The contract did not guarantee that any certain amount of bricks or block would be hauled by plaintiff's truck, nor did it specify how long it was to remain in effect.
Plaintiff was paid the rates provided in the contract for hauls made to various places throughout the state for several months after it took effect. Then, in March, 1949, defendant began paying plaintiff less than the amounts due according to the contract. This continued until the parties terminated their relationship in 1954.
The law applicable to agreements of this type is that where a contract for personal services contains no time limit it may be terminated by either party, thus leaving the parties free to enter into a new contract with different terms for the same services. Dover Copper Mining Co. v. Doenges, 40 Ariz. 349, 12 P.2d 288. Termination is, of course, a question of fact.
Defendant contends that the verdict in favor of the plaintiff, of $10,304.20, was not supported by the evidence. This court will not disturb a verdict where there is any substantial evidence to support it, nor will it substitute its judgment for that of the jury as to the weight of the evidence or the credibility of witnesses. Garlington v. McLaughlin, 56 Ariz. 37, 104 P.2d 169; Haas v. Morrow, 54 Ariz. 455, 97 P.2d 204. Here there was sufficient evidence upon which to base a verdict in favor of the plaintiff.
The evidence showed that the defendant had commenced paying the individual contract haulers under flat dray rates of so much per ton to each of the different out-of-town locations.

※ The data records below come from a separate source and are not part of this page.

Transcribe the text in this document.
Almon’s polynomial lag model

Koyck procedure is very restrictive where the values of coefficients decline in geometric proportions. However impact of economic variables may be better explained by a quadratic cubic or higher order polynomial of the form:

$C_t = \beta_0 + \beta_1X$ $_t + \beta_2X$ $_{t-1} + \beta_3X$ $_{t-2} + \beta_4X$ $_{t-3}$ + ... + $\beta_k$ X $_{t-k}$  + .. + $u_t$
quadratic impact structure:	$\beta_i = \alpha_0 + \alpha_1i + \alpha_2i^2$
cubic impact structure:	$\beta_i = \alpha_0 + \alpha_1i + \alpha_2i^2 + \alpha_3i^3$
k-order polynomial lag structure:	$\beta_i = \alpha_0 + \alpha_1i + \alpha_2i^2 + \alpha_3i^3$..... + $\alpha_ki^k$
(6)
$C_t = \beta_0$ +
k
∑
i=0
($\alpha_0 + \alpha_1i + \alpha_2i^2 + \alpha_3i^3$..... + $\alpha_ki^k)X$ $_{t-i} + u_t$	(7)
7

The plaintiff turned in material cards after each run, containing the invoice number, contents of the load and destination. His wife, who kept his records, also put on the material cards the amount which would be paid according to the dray rates, when she knew what it would be.
Plaintiff maintained that he had never received any notice of the termination of the contract; that the reason given by defendant for his "short" checks was that it was "all we can pay right now"; that the material cards were not intended to represent the full amount due him; that he had often complained to defendant that he was not being paid the full amount under his contract; and that there were in fact no true agreed dray rates, pointing out that the rates per ton paid him by defendant for different trips to the same destination, even on the same day, often varied.
Defendant maintained that it had terminated the contract and that it had then commenced paying plaintiff on the basis of new dray rates as they were agreed upon from time to time. Its theory seemed to be that the parties had agreed to a new payment basis, thus implying a termination of the original contract.
The jury was properly instructed that the contract could be modified or terminated orally, and that such could be implied from the conduct of the parties. They were also instructed that if the payments made by defendant were based on the material cards submitted by plaintiff as full payment, and were accepted as such, that they must find for defendant.
Defendant contends that his proposed instruction number five was improperly refused by the trial court. The proposed instruction was improper as it assumed one of the facts in issue, namely, whether the amounts computed on the material cards represented the full amount due plaintiff for his services. The trial court properly refused it.
Defendant also contends that the argument to the jury by the attorney for plaintiff caused it to return a verdict which was the result of passion and prejudice. Upon a study of the transcript it does not so appear to us. Also, upon a motion for new trial, this matter was presented to the trial court, which heard the statements in issue and observed the demeanor and actions of counsel. We will not in this case disturb its decision on the matter.
Defendant now contends that a number of theories, such as estoppel and waiver, should preclude plaintiff's recovery. Whatever the merits of their application to the facts, it does not appear that these theories were properly presented to the trial court. Defendant had several instructions which were withdrawn before they could be ruled on by the court, and he requested no instruction at all on estoppel.
Defendant assigns as error the admission into evidence of plaintiff's exhibit "B". This was the accounting which listed the hauls on which plaintiff alleged he was underpaid, with the invoice numbers, weight, destination, amount due according to the contract, the amount paid, and the alleged balance due.
Plaintiff testified that he had turned the original material slips in to the defendant, keeping a notation of the information thereon, which was a part of the accounting prepared by his wife under his supervision. This exhibit was material only in showing which hauls were involved, which was not a disputed factor. Under A.R.S. § 12-2262 and Rule 44(q) of the Rules of Civil Procedure, 16 A.R.S., the trial court has great discretion concerning the admission of records kept in the course of business. The court made full inquiry into the circumstances surrounding the exhibit, and we do not feel that its admission into evidence was an abuse of discretion.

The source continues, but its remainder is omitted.